In this bundle of works, we study versions of the Bayesian persuasion and the cheap talk model motivated by various challenges of the 21st century. For a single-receiver cheap talk setting, we show that approximating the sender-optimal equilibrium utility up to a certain additive or multiplicative constant is NP-hard. It comes in a sharp contrast to the analogous well-studied problem in Bayesian persuasion, which is computationally tractable. Since the commitment power is unrealistic in some real-life scenarios, this result might seem to limit the extent of applicability of information design. Luckily, we manage to get positive computational results in some natural special cases.
For a single-receiver Bayesian persuasion setting, we provide a simple explicit formula for the sender’s minimal regret when the receiver’s utility function is chosen adversarially. We further provide positive computational results when the sender’s choice of the signaling scheme is limited by privacy constraints. For a multi-receiver Bayesian persuasion model, we consider a setting in which the sender can communicate with the receivers via several (possibly overlapping) communication channels; such a setting can be motivated by social media interactions. We show that in general, the sender’s optimization problem in this multi-channel setting is harder than both private and public Bayesian persuasion. Still, finding a sender’s optimal signaling scheme is tractable for several special cases corresponding to communication in hierarchical organizations.
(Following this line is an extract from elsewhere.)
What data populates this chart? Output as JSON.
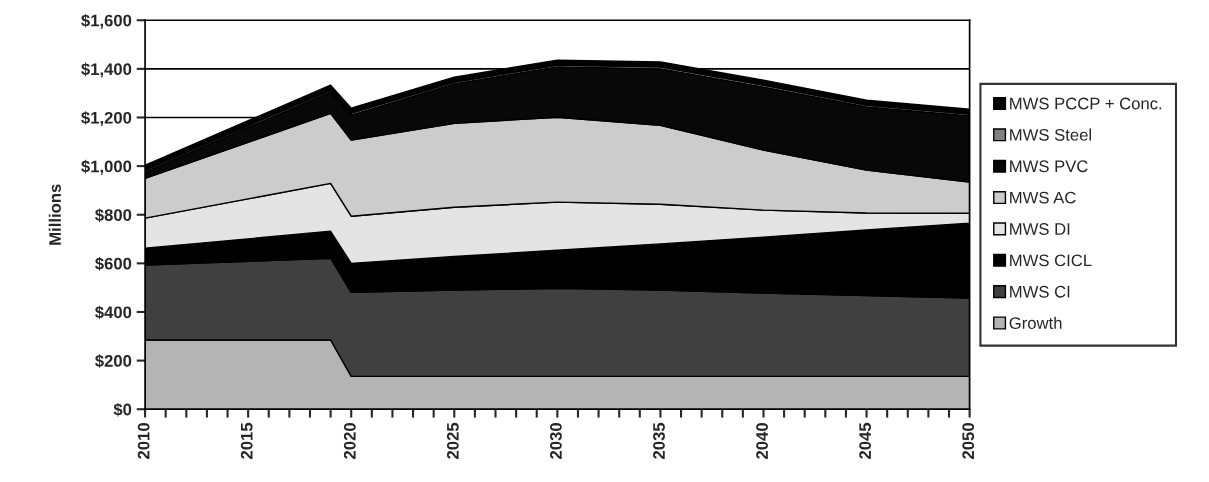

Finally, we combine information design with two further burning topics: contract design and information aggregation. In the principal-agent setting in contract design, we provide a full characterization of all the implementable utility profiles and agent’s actions when the information revealed to the principal about the agent’s action is chosen by a social planner. In information aggregation, we show that the robustly optimal way to aggregate anonymous binary recommendations from symmetric agents with adversarially-correlated private information about a hidden state is the random dictator rule: picking one recommendation uniformly at random and following it.